I’m new to Pymc and I’m currently studying cases on pymc website and I found Rolling Regression — PyMC example gallery is very useful for me.
However I want to apply multivariate regression on this case, for example, I store all my Xs in a DataFrame:
and I hope if I could predict y.
Here’s the demo code when you only have one variable:
with pm.Model(coords={"time": prices.index.values}) as model_randomwalk:
# std of random walk
sigma_alpha = pm.Exponential("sigma_alpha", 50.0)
sigma_beta = pm.Exponential("sigma_beta", 50.0)
alpha = pm.GaussianRandomWalk("alpha", sigma=sigma_alpha, dims="time")
beta = pm.GaussianRandomWalk("beta", sigma=sigma_beta, dims="time")
# Define regression
regression = alpha + beta * prices_zscored.GFI.values
# Assume prices are Normally distributed, the mean comes from the regression.
sd = pm.HalfNormal("sd", sigma=0.1)
likelihood = pm.Normal("y", mu=regression, sigma=sd, observed=prices_zscored.GLD.to_numpy())
trace_rw = pm.sample(tune=2000, target_accept=0.9)

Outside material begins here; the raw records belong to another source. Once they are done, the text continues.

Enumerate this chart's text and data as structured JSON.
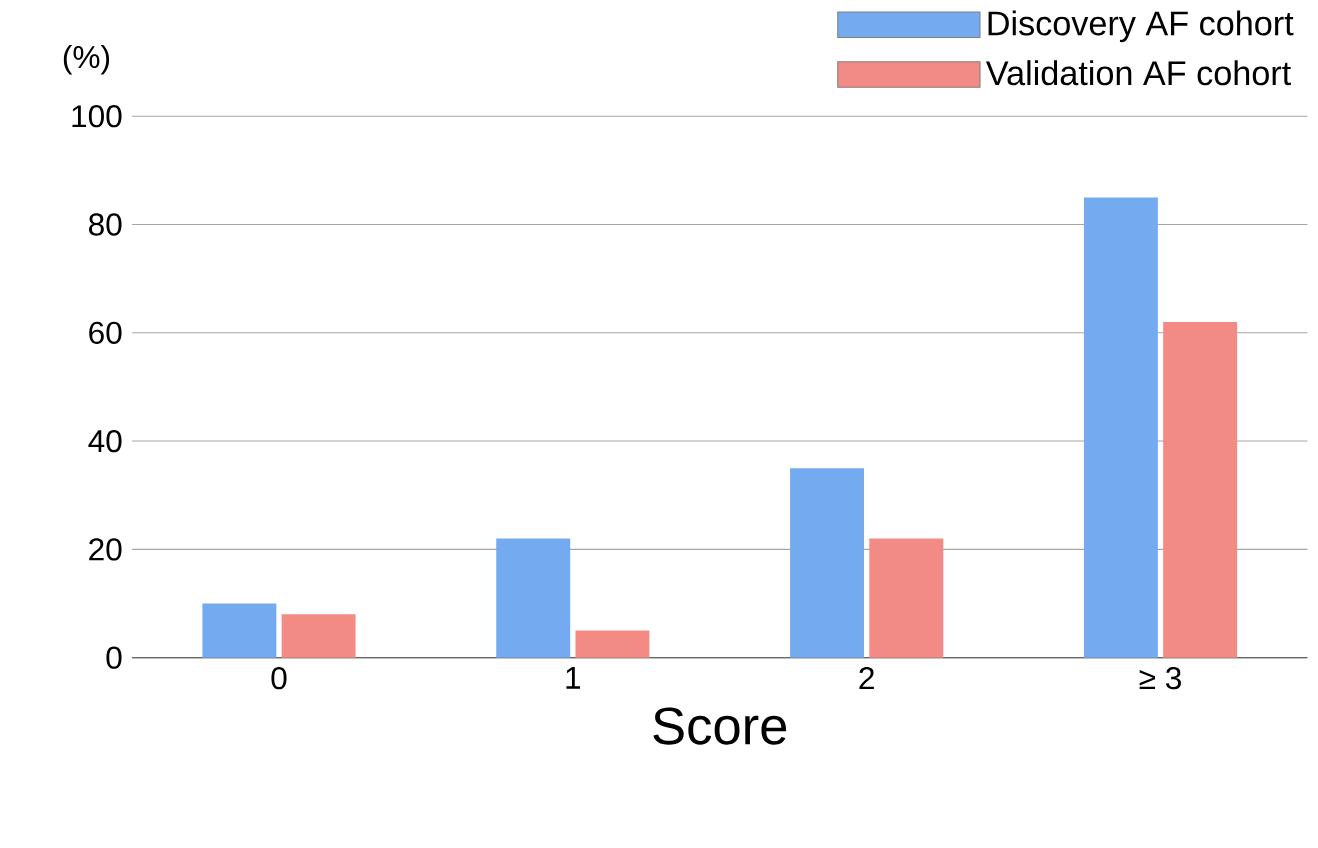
{
  "chart_data": {
    "type": "bar",
    "ylabel": "(%)",
    "xlabel": "Score",
    "categories": [
      "0",
      "1",
      "2",
      "≥ 3"
    ],
    "series": [
      {
        "name": "Discovery AF cohort",
        "color": "#73aaf0",
        "values": [
          10,
          22,
          35,
          85
        ]
      },
      {
        "name": "Validation AF cohort",
        "color": "#f28b85",
        "values": [
          8,
          5,
          22,
          62
        ]
      }
    ],
    "ylim": [
      0,
      100
    ],
    "yticks": [
      0,
      20,
      40,
      60,
      80,
      100
    ],
    "grid": "y",
    "legend": "top right"
  }
}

My question is, how could I apply this code to multivariate regression? I know one approach is to build beta_1
,beta_2
,beta_3
and change the regression formula to
regression = alpha + beta_1 * x_1.values + beta_2 * x_2.values + beta_3 * x_3.values
Could I just define ONE beta with three dimensions to do the job? I have ~40 variables and it would be pathetic if I define 40 betas…